The other Fae hardly seemed intimidated. “Easy there, Stone King. I have no quarrel with you.”

“You’ve done enough.” He brushed past the raven and slammed open the door to another abandoned room. There were hundreds in this castle, filled with relics of a time long ago. They held little meaning to him. Which meant they were far more interesting to break.

“Come now, how can I make it up to you?” Bran trailed after him. “I so hate it when you’re mad at me.”

“The only reason why you are here is to train with the best.”

“And you are the best. But we can’t train together if you’re just trying to kill me.”

Eamonn crushed a stone head between his fists. “In my experience, that is the best way to learn.”

It was thoroughly satisfying to see the Unseelie Prince’s eyes bug out of his head. Bran was whip quick and wiry, impossible to defeat from a distance. But Eamonn was strong, made even stronger by the crystals that decorated his skin like armor plating.

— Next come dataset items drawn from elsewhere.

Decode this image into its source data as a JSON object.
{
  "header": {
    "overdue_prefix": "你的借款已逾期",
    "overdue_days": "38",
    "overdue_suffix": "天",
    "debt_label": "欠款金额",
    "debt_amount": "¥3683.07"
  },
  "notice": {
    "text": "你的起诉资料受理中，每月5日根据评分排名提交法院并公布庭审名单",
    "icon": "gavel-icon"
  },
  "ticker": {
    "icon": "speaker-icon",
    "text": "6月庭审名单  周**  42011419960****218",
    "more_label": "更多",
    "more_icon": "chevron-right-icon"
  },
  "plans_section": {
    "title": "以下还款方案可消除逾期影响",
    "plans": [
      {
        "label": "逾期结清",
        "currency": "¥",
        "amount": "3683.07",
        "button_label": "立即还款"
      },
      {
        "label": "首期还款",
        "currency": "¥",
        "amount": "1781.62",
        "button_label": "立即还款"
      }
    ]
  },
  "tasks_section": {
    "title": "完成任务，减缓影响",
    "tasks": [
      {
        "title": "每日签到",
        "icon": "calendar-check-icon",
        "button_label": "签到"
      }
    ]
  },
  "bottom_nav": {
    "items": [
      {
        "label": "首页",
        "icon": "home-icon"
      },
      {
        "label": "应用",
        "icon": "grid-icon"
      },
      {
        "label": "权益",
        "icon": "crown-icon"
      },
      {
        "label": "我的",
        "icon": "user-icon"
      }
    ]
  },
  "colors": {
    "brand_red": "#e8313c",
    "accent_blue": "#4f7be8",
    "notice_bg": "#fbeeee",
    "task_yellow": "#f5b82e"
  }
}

“What has you all riled up?”

“She saw me.” He smashed another piece of a statute, the remaining hand from one of his other rants.

“So?”

“She saw me. I hadn’t planned on ever letting her see me.”

“That would be impossible anyways. She lives on the isle now.”

“She lives in a hut off the isle, specifically so that she would not have the potential to see me.”

Bran couldn’t understand. Not really. For an Unseelie, he was highly attractive. Most his features were unchanged. Sure, the raven eye in the man’s head was unsettling, and he would never have passed for a Seelie Fae, but he was pleasant enough to look at. Handsome for his own people.

Eamonn would never be considered handsome again. Beyond that, he was so flawed that the throne he had coveted for so long had slipped from his grasp. He would never be king and his twin, that treacherous, backstabbing, fool, would forever sit upon Eamonn’s throne.

“What if I trade you a secret?” Bran’s voice danced in the air.